I'm linking to them because I can't embed them. To make up for this, and to split the difference between the two, here's J. S. Bach's Partita for flute in A minor. I pretty much love everything by Bach, but I think he's at his best when writing for solo instruments.

Tuesday, December 1, 2009

Prayer Request

I don't usually blog about personal stuff here, but I would like to make a few prayer requests.

1. First and foremost, my wife is seven months pregnant and for the last couple of months or so she has been experiencing crippling head pain. They did an MRI and didn't find any problems. She experienced headaches when she was pregnant with our first child too, but not this bad. Because she's pregnant she can't take anything but Tylenol (Paracetamol), and it simply doesn't do anything. We might have to take her to the emergency room, but I don't think they'll be able to do anything for her. This is the primary thing, it's what motivated me to write this post in the first place.

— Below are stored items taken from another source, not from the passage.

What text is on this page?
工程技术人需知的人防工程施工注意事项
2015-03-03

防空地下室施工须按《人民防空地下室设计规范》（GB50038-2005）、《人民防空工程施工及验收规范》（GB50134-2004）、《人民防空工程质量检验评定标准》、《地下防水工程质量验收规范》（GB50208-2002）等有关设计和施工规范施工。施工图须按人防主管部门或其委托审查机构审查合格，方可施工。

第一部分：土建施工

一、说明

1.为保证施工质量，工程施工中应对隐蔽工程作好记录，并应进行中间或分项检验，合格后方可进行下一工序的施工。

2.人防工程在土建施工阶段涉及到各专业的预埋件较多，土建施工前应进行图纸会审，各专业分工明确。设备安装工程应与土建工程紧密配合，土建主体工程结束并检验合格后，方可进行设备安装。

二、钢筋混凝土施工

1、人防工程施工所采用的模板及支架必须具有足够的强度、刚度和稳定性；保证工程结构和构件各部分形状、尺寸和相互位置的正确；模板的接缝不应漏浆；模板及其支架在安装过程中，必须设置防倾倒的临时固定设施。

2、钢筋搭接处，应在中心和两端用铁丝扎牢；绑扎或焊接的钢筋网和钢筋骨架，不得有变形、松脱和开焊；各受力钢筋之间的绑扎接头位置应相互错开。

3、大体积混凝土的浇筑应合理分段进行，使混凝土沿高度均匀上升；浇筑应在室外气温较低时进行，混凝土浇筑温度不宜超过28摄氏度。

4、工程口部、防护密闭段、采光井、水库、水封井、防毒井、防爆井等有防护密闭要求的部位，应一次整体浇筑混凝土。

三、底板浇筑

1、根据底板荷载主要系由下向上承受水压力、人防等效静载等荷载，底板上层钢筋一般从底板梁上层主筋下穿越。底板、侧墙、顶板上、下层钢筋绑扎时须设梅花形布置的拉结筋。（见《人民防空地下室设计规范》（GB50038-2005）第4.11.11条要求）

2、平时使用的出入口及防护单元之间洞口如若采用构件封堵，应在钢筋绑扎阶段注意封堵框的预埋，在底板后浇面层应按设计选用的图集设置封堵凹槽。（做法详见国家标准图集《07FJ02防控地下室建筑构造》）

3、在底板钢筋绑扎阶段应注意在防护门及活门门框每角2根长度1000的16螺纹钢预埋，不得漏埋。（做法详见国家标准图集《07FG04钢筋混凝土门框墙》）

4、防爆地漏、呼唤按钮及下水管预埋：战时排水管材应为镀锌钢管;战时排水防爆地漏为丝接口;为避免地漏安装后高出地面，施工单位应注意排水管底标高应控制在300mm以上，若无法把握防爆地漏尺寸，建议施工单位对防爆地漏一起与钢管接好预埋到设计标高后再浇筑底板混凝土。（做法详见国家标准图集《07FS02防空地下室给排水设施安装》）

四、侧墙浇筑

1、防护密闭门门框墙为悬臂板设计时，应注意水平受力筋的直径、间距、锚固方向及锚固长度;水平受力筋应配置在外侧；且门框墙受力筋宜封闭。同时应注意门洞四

2. Finances. My wife and I are both Ph.D. students living abroad and it's enormously difficult to earn enough money to make ends meet. What's most frustrating about this is that my mother passed away in June and left us some money. This came right at a moment when we had no other income, so we've been using the inheritance to pay our rent. I hate doing this. We could see it as God providing us with a windfall of money at just the moment when our usual sources dried up, but it just kills me that this means blowing through the money my mother left me.

3. This is a more general concern, but just pray for my wife and I to be good parents to our son and to our child who's on the way. With the studies and the sporadic employment, it makes it easy to lose track of what's important.

(Update)
4. Our studies. Right now it's nearly impossible for either of us to get any serious studying done. I should be spending 40-60 hours a week reading and I can't even come close to it. We're both older students, so it's very important that we finish our Ph.D.s as quickly as possible if we still want to be employable.

(Update)
5. We're also going through some trials that I won't go into because of their personal nature, but which are very distressing. Prayers would be appreciated.